In order to avoid being delayed by the Virgin and ashamed at having failed to meet her on the Monday as agreed, Juan Diego chose another route around the hill, but the Virgin intercepted him and asked where he was going (fourth apparition); Juan Diego explained what had happened and the Virgin gently chided him for not having had recourse to her. In the words which have become the most famous phrase of the Guadalupe event and are inscribed over the main entrance to the Basilica of Guadalupe, she asked, “¿No estoy yo aquí que soy tu madre?” (Am I not here, I who am your mother?). She assured him that Juan Bernardino had now recovered and she told him to gather flowers from the top of Tepeyac Hill, which was normally barren, especially in December. Juan followed her instructions and he found Castilian roses, not native to Mexico, blooming there. The Virgin arranged the flowers in Juan’s tilma or cloak, and when Juan Diego opened his cloak before archbishop Zumárraga on December 12, the flowers fell to the floor, and on the fabric was the image of the Virgin of Guadalupe.

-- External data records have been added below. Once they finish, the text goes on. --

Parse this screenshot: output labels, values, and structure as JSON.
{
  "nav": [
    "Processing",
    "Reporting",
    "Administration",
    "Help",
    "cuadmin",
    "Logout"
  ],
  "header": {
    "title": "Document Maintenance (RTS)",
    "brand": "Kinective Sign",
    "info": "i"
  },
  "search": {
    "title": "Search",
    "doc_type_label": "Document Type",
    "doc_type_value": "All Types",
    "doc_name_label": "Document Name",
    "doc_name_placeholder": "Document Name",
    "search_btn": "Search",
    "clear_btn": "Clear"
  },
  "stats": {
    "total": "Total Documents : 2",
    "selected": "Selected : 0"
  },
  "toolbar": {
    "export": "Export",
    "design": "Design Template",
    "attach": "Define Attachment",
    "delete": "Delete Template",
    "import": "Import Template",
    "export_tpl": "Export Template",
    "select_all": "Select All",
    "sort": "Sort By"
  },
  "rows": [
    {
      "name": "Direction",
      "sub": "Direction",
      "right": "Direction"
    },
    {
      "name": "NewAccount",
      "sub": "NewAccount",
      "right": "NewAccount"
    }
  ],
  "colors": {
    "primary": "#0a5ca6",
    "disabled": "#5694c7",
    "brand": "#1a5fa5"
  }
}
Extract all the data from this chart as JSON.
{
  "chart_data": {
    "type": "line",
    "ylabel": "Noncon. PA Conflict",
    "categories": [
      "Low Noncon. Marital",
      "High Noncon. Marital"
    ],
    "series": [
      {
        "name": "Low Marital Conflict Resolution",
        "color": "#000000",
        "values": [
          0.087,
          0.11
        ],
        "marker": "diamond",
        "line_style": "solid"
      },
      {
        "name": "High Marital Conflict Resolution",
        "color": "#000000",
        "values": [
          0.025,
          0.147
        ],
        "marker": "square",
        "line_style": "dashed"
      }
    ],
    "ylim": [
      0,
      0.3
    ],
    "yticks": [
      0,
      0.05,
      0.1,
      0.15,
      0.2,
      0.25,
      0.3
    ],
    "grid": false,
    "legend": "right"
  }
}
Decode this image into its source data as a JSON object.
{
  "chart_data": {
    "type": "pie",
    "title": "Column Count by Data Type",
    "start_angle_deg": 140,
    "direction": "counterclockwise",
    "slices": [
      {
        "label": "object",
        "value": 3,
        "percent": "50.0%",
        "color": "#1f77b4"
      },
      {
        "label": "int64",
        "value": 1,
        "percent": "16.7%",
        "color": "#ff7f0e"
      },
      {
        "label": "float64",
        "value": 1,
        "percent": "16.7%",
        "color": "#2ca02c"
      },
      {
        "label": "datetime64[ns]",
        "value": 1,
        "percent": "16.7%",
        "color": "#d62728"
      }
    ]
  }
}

The next day, on December 13, Juan Diego found his uncle fully recovered, as the Virgin had assured him, and Juan Bernardino recounted that he too had seen her, at his bed-side (fifth apparition); that she had instructed him to inform the bishop of this apparition and of his miraculous cure; and that she had told him she desired to be known under the title of Guadalupe.
The bishop kept Juan Diego’s mantle first in his private chapel and then in the church on public display where it attracted great attention. On December 26, 1531, a procession formed for taking the miraculous image back to Tepeyac where it was installed in a small hastily erected chapel. In course of this procession, the first miracle was allegedly performed when an Indian was mortally wounded in the neck by an arrow shot by accident during some stylized martial displays executed in honour of the Virgin. In great distress, the Indians carried him before the Virgin’s image and pleaded for his life. Upon the arrow being withdrawn, the victim made a full and immediate recovery.
Juan Diego’s tilma has become Mexico’s most popular religious and cultural symbol and has received widespread ecclesiastical and popular support. In the 19th century it became the rallying call of American-born Spaniards in New Spain, who saw the story of the apparition as legitimizing their own Mexican origin and infusing it with an almost messianic sense of mission and identity – thus also legitimizing their armed rebellion against Spain.
Historically the devotion to Our Lady of Guadalupe did not lack clerical opponents within Mexico, especially in the early years, and in more recent times some Catholic scholars, and even a former abbot of the basilica, Monsignor Guillermo Schulenburg, have openly doubted the historical existence of Juan Diego, referring to the devotion as merely symbolic, propagated by a sensational cult. Nonetheless, Juan Diego was canonized in 2002, under the name Saint Juan Diego Cuauhtlatoatzin.
While the image garners much religious devotion and Mexican patriotism, scholarly criticism on the image is also notable, considering the artistic disproportion of the image, the similarity of the image to Spanish pre-colonial artwork closely related to the Aztec colony at the time, the alleged relationship of Marcos Cipac de Aquino in either inventing or amending the tilma cloak, and the public declaration of the abbot of the Guadalupe shrine pertaining to the false existence of the Marian apparitions.